Sunday, October 16, 2011

eyes

when i first get to know someone, 
the first thing i'd observe would be his/her eyes.
but only on the second or third encounter, 
because on the first i would be so shy to even look at his/her face.
and no matter what colour their eyes are,
black, brown, hazel, blue, or green - 
i've always found their eyes as pretty.

don't you think so?
the lens.
it has a mirror-like layer, but if you look deeper,
you can almost feel like you're diving into a sea of colours.


so don't panic if i stare at your eyes for a little bit too long.
i'm taking a swim. :D



Tuesday, October 11, 2011

secrets #2

i love keeping them to myself.
i feel like people are trying to unravel me and my tangled thoughts.
it feels good. :)

i have no more crush at the moment.
told ya it was just a PMS thingy. -.-"
but earlier this afternoon, i saw him.
and he made that cute face, again - almost melting.
i don't think he has any idea that i kinda like him. :D

i love it when i don't know anything about my crushes.
but i don't have any at the moment.

assignments are piling (is that a secret?).

i am actually suppressing guilt.
i've made mistakes to some people.
i wish i have the courage to say sorry.
i wish i mean it when i say it.

kinda sad but happy.
kinda happy but stressed.
kinda annoyed but worried.
kinda stressed but still smiling.

complicated? that is an understatement.

:)

Saturday, October 8, 2011

span's friendship

1) i totally hate friends-for-benefit. do not think i cannot spot you yang suka kawan dengan seseorang just because orang tu ada kereta. stop messing with my friends.

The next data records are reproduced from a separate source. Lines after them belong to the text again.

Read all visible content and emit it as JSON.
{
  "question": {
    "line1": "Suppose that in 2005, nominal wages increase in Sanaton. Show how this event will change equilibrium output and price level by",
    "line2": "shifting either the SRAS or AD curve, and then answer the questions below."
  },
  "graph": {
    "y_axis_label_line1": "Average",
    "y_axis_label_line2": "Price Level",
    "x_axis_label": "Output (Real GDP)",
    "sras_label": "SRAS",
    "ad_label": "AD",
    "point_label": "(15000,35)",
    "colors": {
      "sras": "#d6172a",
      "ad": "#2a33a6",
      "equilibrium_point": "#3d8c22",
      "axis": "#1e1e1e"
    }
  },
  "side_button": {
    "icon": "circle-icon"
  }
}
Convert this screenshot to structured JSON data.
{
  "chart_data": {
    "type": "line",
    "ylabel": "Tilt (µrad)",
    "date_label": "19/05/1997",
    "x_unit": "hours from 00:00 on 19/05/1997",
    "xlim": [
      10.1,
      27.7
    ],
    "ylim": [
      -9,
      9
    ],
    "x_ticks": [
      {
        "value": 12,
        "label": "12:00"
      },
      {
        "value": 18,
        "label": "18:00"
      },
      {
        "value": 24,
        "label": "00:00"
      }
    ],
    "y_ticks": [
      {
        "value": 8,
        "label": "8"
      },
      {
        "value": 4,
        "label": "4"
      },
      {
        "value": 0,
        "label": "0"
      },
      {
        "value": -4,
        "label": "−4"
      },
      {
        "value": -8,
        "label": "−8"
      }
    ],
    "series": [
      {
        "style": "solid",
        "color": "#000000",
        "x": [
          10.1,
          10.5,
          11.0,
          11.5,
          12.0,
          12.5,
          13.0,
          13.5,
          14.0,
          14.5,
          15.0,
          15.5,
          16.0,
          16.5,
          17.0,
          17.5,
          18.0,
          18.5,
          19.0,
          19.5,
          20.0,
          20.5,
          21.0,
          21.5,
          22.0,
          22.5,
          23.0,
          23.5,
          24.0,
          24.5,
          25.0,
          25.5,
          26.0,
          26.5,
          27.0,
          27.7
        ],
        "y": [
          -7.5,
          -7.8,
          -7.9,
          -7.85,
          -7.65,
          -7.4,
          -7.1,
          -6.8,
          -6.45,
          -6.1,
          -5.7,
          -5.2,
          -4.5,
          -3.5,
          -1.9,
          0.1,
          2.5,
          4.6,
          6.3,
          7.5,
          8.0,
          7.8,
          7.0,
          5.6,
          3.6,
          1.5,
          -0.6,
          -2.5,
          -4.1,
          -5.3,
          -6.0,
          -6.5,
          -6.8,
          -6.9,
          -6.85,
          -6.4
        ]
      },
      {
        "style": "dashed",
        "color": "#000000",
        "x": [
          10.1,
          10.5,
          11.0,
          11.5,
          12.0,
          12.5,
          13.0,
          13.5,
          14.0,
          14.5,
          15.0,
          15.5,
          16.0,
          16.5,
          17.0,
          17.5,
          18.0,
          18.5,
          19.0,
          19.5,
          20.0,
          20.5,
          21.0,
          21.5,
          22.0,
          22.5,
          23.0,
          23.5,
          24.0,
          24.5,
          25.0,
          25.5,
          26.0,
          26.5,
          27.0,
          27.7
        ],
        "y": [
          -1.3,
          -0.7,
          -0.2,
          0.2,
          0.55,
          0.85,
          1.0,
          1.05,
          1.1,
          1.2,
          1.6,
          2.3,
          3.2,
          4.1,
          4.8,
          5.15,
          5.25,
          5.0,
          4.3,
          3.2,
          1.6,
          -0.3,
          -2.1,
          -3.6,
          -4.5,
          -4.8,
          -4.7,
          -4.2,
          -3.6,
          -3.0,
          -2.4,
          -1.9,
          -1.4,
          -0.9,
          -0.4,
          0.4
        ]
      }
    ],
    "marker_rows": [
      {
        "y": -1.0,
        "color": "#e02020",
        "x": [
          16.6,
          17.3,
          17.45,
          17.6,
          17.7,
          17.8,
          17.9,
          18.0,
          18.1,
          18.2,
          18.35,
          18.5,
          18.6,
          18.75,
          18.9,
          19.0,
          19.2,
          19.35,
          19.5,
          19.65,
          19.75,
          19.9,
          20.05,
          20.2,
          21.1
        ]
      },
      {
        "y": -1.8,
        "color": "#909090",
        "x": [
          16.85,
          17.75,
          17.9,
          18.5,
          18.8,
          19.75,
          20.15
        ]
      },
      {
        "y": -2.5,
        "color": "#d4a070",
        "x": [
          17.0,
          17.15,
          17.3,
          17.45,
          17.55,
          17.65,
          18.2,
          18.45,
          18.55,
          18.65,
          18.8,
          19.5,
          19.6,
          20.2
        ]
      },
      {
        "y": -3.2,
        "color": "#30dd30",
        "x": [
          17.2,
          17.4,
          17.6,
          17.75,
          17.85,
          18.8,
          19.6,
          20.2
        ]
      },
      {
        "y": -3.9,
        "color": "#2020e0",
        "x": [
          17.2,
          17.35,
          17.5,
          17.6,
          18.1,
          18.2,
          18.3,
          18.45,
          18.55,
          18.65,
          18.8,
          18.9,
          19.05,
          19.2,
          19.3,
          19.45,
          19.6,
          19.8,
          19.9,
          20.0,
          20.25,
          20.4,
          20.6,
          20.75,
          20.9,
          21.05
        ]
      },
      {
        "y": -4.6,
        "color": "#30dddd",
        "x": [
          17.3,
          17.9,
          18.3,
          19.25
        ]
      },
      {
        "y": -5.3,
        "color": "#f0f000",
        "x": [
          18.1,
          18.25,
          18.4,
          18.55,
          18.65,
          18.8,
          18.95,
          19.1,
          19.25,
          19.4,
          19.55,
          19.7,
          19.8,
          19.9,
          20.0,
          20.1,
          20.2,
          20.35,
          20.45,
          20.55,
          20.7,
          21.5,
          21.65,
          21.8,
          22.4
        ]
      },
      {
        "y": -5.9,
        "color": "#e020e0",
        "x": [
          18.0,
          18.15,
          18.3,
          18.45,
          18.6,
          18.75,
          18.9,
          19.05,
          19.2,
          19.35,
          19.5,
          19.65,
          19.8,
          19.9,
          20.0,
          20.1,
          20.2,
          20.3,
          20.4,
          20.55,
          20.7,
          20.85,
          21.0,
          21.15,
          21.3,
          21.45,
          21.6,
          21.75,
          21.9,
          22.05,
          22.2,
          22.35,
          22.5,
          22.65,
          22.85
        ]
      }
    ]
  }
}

2) here in Shah Alam, many are oblivious to their friends' feelings. i seriously hope i'm not.

3) most of the time, you have to figure people out just to please them.

4) here, you cannot talk in-depth about something because everyone is busy ogling with their smartphones.







p/s: stop sentap bila your friend tetiba tak rapat dgn you.
jangan fikir yg i dah rampas kawan you.
masa kawan you susah, nak pergi memana kena naik bas/taxi,
sanggup tak you tolong teman?
i sanggup.

Thursday, October 6, 2011

semak

kan dah agak.
mesti ada orang yang membebel,

kenapa awok lepak rumah lelaki?
sampai tengah malam pulak tu!
bla bla bla.

saya takkan kata apa yg saya buat ni betul.
but for me, it's not wrong either.
saya selesa dgn kengkawan saya yg 'itu'.

nak meddle dalam hidup saya? tak kisah.
just please, jangan halang saya buat anything.